I pray as follows: May justice reign, may the laws not be broken, may the wise men be poor, and the poor men rich, without sin.
Plato said that virtue has no master. If a person does not honor this principle and rejoice in it, but is purchasable for money, he creates many masters for himself.
The gods do not need sacrifices, so what might one do to please them? Acquire wisdom, it seems to me, and do all the good in one's power to those humans who deserve it.
If any man has left us for fear of Nero, I shall not account him a coward; but I shall hail as a philosopher any man who has been superior to this fear, and I shall teach him all I know.
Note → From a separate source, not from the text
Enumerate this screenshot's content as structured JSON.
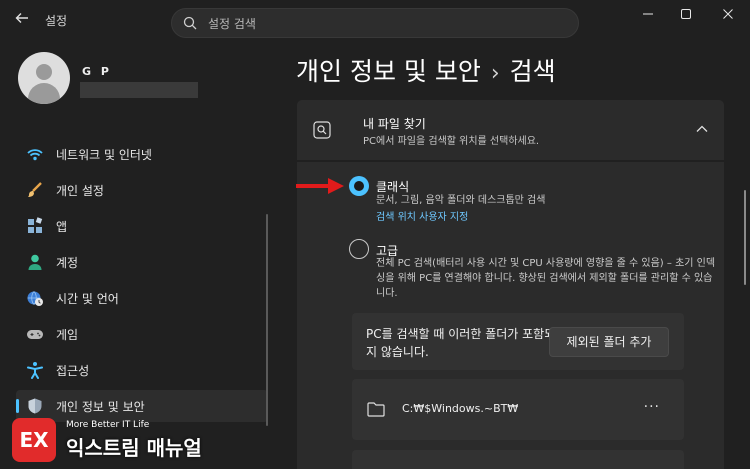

O thou Sun, send me as far over the earth as is my pleasure and thine, and may I make the acquaintance of good men, but never hear anything of bad ones, nor they of me.
If you have problems of conduct that are difficult and hard to settle, I will furnish you with solutions, for I not only know matters of practice and duty, but I even know them beforehand.
I feel friendship towards philosophers, but towards sophists, teachers of literature, or any other such kind of godforsaken people, I neither feel friendship now, nor may I ever do so in the future.
It is the duty of the law-giver to deliver to the many the instructions of whose truth he has persuaded himself.
As soldiers need not only courage but tactics also, so does a philosopher need not only courage and philosophy but discernment also, to tell what his right time of dying is - so that he neither seek it nor flee it.
The gods, as they are beneficent, if they find anyone who is healthy and whole and unscarred by vice, will send him away, surely, after crowning him, not with golden crowns, but with all sorts of blessings.
I asked questions when I was a stripling, and it is not my business to ask questions now, but to teach people what I have discovered.
A man must fortify himself and understand that a wise man who yields to laziness or anger or passion or love of drink, or who commits any other action prompted by impulse and inopportune, will probably find his fault condoned; but if he stoops to greed, he will not be pardoned, but render himself odious as a combination of all vices at once.